Connecting a suitable diode in series with the negative terminal of the power supply can achieve the purpose of simplifying current monitoring
Figure 4 The deviation and current curve after adding a diode.
The role played by LTspice
LTspice is here to save us! I was fortunate enough to come across the combination of D1 using 10MQ060N and D2 using BAT54-this is the component I simulated. Both are cheap, modeled by LTspice, and are therefore recommended components. A pair of 10MQ060N works almost the same (but a pair of BAT54 is not consistent). Combinations with other components will show worse temperature changes and strange indications most of the time, so modeling is required before building the circuit.

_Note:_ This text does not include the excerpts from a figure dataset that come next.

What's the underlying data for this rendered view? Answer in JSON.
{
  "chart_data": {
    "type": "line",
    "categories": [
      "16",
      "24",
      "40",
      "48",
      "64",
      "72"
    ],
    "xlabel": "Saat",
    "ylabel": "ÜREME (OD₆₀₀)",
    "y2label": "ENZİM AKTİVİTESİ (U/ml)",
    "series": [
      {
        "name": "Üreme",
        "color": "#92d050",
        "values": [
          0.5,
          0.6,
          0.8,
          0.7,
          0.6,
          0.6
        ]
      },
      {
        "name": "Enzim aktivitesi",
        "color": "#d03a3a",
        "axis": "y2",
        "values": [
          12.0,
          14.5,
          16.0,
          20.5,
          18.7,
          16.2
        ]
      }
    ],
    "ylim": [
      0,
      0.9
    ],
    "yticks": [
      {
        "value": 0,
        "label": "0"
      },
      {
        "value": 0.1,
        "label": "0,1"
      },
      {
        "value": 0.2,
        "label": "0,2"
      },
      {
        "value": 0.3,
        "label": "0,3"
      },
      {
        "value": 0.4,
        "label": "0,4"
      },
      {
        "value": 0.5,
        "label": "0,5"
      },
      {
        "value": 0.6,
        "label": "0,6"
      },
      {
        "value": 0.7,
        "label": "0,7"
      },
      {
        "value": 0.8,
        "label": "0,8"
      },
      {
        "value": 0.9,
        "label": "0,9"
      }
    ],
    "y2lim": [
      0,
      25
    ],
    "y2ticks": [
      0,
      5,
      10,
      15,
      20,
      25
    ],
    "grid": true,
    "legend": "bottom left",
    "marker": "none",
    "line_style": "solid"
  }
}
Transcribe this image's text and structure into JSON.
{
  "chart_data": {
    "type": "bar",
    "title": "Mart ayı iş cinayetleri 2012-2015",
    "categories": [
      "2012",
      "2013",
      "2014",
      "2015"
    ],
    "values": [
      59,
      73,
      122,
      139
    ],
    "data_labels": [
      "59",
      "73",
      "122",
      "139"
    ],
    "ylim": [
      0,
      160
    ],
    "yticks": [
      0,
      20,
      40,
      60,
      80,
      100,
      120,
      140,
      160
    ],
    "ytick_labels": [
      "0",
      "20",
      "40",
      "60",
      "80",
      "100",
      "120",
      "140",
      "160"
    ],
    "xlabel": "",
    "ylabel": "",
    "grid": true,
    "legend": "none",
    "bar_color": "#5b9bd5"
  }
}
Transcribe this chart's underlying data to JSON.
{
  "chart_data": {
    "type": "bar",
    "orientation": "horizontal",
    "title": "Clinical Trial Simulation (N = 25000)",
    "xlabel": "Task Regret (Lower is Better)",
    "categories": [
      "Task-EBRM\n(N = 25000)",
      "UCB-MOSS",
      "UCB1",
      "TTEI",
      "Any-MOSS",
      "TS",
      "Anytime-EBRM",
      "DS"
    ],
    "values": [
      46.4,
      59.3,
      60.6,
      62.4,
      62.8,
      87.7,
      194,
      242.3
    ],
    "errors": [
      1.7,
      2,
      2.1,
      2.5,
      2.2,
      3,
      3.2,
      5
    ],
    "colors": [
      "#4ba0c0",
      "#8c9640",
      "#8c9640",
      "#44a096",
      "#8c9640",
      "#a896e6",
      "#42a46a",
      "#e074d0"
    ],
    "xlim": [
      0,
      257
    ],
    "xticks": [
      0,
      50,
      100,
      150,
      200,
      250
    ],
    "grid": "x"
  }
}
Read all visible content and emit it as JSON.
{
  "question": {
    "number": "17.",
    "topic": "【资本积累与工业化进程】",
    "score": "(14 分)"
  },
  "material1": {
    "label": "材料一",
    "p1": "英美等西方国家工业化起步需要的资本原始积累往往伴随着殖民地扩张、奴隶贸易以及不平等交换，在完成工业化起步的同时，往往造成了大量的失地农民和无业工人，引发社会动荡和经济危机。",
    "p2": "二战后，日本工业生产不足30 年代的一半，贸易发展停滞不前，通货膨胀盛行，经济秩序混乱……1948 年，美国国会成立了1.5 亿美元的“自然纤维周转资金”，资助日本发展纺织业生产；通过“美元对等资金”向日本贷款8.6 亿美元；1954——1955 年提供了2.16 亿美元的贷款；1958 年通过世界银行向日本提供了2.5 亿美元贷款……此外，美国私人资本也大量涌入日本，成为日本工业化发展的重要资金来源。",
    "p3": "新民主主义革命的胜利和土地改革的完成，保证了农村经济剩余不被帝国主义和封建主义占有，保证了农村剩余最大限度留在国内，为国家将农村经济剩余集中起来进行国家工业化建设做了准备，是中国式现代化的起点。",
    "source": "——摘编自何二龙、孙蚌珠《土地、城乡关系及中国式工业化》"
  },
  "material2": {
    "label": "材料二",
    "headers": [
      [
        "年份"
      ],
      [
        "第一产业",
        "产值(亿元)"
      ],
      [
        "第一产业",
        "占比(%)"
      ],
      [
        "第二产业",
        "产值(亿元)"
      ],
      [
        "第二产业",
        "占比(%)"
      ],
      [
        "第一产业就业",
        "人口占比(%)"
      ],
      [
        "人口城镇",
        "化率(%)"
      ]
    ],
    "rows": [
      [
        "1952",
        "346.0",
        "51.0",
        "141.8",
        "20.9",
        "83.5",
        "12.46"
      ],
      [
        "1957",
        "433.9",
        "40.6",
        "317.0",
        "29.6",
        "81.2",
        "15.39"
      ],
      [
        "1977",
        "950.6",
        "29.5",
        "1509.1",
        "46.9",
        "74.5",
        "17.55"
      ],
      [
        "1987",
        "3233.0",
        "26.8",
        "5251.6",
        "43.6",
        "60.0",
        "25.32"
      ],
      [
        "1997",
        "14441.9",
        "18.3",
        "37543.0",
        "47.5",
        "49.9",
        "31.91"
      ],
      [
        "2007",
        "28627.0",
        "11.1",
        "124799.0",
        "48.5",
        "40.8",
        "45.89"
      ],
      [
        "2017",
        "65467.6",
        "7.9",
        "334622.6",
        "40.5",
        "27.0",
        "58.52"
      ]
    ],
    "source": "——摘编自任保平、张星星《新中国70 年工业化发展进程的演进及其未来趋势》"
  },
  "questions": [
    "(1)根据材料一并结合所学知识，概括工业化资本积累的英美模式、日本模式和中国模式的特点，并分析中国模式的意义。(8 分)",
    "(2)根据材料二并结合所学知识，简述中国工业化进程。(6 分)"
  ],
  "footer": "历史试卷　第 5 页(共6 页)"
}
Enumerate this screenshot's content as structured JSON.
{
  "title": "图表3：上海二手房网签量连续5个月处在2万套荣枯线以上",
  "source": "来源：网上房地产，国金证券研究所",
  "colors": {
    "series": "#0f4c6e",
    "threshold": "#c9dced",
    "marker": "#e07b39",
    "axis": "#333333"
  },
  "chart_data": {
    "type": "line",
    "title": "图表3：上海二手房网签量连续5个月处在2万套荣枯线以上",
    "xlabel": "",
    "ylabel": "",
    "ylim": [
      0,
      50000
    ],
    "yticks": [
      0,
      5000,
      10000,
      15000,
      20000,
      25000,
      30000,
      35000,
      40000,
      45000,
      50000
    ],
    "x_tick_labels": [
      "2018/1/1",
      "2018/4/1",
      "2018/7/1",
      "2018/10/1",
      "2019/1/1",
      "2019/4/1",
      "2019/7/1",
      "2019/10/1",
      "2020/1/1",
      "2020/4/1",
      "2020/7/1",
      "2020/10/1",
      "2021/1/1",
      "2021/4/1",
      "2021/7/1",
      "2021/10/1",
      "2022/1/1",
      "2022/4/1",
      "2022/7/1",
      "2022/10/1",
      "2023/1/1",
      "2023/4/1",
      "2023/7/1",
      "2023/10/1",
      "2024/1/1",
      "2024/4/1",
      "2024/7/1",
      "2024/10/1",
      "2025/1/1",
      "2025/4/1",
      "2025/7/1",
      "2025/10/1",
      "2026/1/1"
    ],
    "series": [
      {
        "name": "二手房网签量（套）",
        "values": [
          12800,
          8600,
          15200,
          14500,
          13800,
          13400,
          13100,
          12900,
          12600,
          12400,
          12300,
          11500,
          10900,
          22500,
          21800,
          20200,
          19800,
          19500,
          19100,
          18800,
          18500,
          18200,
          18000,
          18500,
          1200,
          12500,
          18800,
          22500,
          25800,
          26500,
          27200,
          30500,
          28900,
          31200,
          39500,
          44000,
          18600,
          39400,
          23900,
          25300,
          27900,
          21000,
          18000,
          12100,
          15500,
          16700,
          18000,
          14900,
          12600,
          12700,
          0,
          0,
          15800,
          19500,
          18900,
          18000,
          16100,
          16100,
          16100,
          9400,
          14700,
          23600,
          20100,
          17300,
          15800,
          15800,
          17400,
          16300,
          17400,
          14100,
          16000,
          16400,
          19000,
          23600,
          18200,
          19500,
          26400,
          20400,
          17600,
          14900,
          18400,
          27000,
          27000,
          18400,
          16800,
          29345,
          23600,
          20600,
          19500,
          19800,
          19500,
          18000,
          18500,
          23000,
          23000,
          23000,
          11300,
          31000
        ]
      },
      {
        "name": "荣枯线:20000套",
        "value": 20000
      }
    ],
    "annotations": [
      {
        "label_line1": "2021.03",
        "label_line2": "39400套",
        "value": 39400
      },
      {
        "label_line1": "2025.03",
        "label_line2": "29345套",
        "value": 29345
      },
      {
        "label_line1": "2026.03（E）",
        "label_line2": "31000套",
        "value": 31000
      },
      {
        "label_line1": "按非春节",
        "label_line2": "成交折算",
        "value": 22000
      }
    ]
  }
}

If the sensitivity and resistance of the meter are appropriate, R1 can be omitted. The thermal performance of D1 and D2 must be the same so that they can track changes in temperature with each other.
Silicon P-N junction diodes generally have a very straight line (log IF)/VF relationship, while Schottky’s straight line is not straight. This is because their structure itself has a higher series resistance. At very low currents, the relationship between the two is closer to linear rather than logarithmic, and there is also a guard ring to control the formation of a PN diode in parallel with the Schottky junction. Therefore, in actual use, the logarithm law will change with the current and component type.
Although for this version, a used diode may be enough, but in view of the inevitable inadequacies of this circuit, the dual diode design still needs to be carefully selected. And Schottky diodes can provide more background.
Because I have a box of cheap 100μA/1700Ω indicators from the past, which fits the 35mm×14mm aperture, I use them. Such indicators are very common, very tightly connected, and very practical, and their construction, linearity and consistency between units are also good.
The calibration points used in Figure 5 are generated by arranging the monitor, battery, fixed and variable resistors, and a series combination of DMM. The existing test scales are marked at appropriate points, then eliminated and scanned, and the scan is used as a template for the final layout. The simulation results are used to generate the reference points in Figure 5 (left), and the results reflect the implementation very well, even though the instrumentation is poor. These scales can save time, but unlike the new ones (obviously these measurement structures require different scales), you can fine-tune the calibration by adjusting R1 (the meter is specified as ±20%), and both scales take into account the non-linearity of the meter structure .
Connecting a suitable diode in series with the negative terminal of the power supply can achieve the purpose of simplifying current monitoring
Calibration points derived from the combination of monitor, battery, fixed and variable resistors, and DMM (right). Although the gauges are not very good, the reference point (left) reflects the actual situation well.
Note, I call this "monitor" instead of "meter", the latter term should have better accuracy for me. In any case, I now embed these circuits into most of my development projects and even production test devices. They are very effective for finding various faults and problems, including short circuits on power lines to incorrectly coded pull-up pins.
In order to facilitate the monitoring of the current, just connect a suitable diode in series with the negative terminal of the power supply and monitor its forward voltage drop. After some simple calibrations, you can monitor the supply current in complete synchronization with other parameters you want to detect.